Weak maritime security along the channel leaves important coastal cities in Mozambique and other countries, including Djibouti, Kenya, Tanzania, and island states such as Mauritius and the Seychelles, vulnerable to maritime threats.

Ansar al-Sunna, which locals call al-Shabaab although it has no affiliation with the Somali-based group, also twice seized the strategic port town of Mocimboa da Praia, about 80 kilometres south of Palma, in 2017 and 2020.

The weak security also opens opportunities for terror groups to expand and fund their operations and disrupt huge gas projects. In the wake of the Palma attack, the energy company Total halted construction of a liquid natural gas site.

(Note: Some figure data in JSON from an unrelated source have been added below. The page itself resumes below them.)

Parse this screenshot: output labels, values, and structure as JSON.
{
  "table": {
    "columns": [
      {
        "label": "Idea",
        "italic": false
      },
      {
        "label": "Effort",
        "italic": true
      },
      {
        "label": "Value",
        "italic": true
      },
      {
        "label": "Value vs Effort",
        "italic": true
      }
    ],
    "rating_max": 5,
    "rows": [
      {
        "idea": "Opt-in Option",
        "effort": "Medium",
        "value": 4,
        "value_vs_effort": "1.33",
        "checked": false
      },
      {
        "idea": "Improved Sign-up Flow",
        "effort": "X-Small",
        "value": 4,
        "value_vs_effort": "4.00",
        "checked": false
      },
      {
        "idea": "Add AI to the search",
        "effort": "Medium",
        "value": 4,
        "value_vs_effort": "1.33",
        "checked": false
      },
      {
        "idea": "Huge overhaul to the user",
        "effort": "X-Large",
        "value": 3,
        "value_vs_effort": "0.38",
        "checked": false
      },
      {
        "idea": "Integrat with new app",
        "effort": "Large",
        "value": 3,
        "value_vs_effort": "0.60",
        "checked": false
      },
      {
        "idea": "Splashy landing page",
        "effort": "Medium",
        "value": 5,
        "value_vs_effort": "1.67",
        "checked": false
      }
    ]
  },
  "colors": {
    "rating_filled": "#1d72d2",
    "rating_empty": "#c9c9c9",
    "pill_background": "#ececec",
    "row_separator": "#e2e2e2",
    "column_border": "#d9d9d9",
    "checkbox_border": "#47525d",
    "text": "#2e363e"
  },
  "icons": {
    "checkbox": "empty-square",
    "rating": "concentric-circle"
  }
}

“The insurgency in Mozambique has the potential to destabilise southern Africa and embolden Islamists throughout the region,” wrote Dr. David Brewster for the Indo-Pacific Strategy Series. “… Failure to contain the conflict will leave a vacuum for other actors to fill.”

Piracy, illegal fishing and smuggling operations have thrived on the channel for decades.

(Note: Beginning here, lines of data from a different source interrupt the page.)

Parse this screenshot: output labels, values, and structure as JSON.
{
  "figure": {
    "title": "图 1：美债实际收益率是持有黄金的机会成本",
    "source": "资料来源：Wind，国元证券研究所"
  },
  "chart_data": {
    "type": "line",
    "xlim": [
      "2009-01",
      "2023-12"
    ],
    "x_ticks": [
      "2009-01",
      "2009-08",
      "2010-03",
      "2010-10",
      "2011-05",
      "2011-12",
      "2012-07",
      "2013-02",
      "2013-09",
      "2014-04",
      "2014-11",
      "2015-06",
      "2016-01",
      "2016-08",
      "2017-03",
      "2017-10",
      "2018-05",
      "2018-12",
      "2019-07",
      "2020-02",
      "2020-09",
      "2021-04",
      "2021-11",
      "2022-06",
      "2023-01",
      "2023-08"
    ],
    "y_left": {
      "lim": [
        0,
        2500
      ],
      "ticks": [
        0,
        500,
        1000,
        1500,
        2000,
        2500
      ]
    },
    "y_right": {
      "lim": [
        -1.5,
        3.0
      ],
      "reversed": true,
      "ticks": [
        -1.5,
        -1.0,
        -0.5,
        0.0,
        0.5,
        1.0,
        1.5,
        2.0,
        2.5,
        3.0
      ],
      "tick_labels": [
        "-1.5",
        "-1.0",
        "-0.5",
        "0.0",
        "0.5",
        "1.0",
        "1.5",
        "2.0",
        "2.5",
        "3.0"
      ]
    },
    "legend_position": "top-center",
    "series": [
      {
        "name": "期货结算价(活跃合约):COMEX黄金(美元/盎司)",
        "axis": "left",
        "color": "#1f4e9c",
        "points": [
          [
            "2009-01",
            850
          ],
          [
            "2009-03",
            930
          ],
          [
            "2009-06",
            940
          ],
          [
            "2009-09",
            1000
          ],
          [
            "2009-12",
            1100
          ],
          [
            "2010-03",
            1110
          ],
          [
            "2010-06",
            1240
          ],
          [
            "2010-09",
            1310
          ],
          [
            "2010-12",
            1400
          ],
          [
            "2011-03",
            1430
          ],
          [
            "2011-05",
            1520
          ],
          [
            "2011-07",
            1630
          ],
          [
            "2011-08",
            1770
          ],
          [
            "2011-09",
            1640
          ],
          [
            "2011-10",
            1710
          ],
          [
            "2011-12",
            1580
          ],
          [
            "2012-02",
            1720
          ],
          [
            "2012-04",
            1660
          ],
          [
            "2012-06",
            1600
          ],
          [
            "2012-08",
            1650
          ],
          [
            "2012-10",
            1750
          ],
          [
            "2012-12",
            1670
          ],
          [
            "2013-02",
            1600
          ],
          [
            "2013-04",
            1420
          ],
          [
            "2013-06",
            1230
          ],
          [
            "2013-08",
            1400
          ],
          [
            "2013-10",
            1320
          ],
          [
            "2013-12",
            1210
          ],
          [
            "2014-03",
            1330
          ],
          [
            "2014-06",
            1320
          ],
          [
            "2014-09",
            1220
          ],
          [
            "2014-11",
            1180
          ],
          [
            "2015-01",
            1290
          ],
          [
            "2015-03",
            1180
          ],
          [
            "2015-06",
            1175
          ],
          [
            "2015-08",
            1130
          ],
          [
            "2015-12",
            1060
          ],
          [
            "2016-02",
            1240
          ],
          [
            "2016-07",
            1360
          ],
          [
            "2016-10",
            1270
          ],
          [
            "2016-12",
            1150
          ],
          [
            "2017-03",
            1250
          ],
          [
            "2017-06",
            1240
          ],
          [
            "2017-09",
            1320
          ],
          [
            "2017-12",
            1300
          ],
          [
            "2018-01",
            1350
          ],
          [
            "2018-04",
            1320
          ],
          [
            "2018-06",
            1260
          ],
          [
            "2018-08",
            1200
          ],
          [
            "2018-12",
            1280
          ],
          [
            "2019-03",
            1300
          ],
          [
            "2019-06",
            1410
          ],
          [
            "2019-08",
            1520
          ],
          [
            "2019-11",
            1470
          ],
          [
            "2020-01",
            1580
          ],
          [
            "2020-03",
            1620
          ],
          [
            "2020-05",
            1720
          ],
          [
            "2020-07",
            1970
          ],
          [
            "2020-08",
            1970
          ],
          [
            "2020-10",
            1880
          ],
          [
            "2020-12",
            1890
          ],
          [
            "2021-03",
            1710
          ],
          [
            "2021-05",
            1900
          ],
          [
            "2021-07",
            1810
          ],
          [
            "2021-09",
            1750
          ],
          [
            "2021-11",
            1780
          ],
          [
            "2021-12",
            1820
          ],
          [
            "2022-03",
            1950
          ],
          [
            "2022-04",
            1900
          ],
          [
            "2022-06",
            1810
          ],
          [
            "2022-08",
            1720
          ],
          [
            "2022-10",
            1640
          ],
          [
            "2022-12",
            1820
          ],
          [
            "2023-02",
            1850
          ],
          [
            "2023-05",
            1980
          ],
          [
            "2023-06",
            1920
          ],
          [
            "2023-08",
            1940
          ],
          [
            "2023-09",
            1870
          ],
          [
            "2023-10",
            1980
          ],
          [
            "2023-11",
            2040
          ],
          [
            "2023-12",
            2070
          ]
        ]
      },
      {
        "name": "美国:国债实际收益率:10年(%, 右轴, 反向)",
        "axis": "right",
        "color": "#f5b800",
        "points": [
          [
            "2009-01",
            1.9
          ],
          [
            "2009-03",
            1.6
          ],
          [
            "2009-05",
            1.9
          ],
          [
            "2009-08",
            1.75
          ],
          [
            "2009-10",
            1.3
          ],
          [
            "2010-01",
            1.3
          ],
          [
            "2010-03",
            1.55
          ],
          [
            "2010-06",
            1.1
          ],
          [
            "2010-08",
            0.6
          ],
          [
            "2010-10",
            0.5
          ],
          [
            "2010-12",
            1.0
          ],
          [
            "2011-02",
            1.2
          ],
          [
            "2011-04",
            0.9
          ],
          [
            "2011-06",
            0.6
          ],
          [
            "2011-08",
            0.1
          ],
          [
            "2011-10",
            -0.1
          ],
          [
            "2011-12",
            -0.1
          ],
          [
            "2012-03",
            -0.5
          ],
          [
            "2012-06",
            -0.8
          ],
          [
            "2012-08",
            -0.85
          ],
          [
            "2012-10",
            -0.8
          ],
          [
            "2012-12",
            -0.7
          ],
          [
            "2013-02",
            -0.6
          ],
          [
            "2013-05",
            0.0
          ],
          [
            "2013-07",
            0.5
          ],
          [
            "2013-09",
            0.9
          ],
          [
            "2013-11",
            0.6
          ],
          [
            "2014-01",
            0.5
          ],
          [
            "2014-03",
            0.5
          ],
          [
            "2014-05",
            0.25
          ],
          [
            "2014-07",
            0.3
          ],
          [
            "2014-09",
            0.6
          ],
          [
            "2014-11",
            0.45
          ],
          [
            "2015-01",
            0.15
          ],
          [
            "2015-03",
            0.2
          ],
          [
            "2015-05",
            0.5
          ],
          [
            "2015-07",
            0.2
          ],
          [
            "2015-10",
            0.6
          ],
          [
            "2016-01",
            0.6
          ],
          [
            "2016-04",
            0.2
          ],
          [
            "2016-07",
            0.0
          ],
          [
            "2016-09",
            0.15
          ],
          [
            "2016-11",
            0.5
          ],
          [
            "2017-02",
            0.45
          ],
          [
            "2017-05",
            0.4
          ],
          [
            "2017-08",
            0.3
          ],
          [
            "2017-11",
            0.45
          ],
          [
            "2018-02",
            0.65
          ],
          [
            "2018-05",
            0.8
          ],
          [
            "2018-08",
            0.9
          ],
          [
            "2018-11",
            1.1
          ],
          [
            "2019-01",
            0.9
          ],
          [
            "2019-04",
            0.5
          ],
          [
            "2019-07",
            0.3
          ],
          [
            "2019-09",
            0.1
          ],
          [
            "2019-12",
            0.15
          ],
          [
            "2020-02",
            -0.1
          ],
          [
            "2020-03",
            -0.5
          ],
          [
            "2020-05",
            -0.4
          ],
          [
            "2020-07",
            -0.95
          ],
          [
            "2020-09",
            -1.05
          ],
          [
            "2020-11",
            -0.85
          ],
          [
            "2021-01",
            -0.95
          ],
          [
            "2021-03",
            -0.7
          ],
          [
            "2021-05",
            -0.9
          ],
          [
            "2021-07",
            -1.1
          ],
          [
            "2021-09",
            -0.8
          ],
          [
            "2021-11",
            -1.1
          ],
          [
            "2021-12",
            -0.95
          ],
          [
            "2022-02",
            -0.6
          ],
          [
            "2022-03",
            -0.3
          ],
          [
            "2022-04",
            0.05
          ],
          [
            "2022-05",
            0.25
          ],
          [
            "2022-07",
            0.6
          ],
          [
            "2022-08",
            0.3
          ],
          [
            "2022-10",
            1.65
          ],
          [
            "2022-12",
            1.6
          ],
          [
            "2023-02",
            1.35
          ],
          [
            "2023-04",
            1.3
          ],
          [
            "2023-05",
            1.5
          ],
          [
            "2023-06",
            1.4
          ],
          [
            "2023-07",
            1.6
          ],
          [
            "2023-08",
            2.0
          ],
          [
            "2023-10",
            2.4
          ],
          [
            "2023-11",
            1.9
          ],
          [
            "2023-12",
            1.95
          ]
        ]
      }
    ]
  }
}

In recent years, the trade route has been used to smuggle heroin from Afghanistan down Africa’s coast to Mozambique, a major funding mechanism for insurgents.

The heroin usually is then shipped to Europe and other areas, according to a report in The Interpreter, a site run by the Lowy Institute. Crystal methamphetamine produced in Afghanistan also is increasingly smuggled along the channel.

Groups drawn from Muslim communities on Africa’s east coast started the insurgency in 2017. Since then, observers say insurgents in Cabo Delgado have shown greater proficiency in carrying out maritime attacks.

Piracy concerns led Mozambique to accept security assistance from other countries, including the South African navy, which has combated maritime security threats in the channel since 2011.

Days before the attack in Palma, the South African navy announced plans to increase anti-piracy patrols in the channel until March 2023, according to South Africa’s Sunday Times newspaper. The U.S. government also has deployed special operations forces to Mozambique to train its Marines in anti-terrorism techniques.

Mozambique is negotiating with France, other European nations and India about possible military support, including marine patrols.

“We can come up with as many solutions and recommendations as we want,” security analyst Jasmine Opperman said last year during a webinar on maritime security hosted by the Institute for Security Studies Africa. “It is a regional risk, there is no denial, but this is a Mozambican problem that needs a Mozambican solution.”

Since 2017, terror groups in northern Mozambique have launched more than 800 attacks, resulting in at least 2,600 deaths and the displacement of more than 600,000 people.

Opperman has argued that it is well past the time to face the problem, telling South Africa’s Eyewitness News that the entire region “should have been concerned” about the insurgency in Mozambique “long ago, to be quite frank.”

“What has happened in Mozambique is merely another indication on how sophisticated the insurgents have become, how brazen they have become to move so close to the [natural gas] site” near Palma, Opperman said. “It is an insurgency that cannot be viewed, and must not be regarded and underplayed, as not only a risk to Mozambique but also the region.”— ADF Magazine.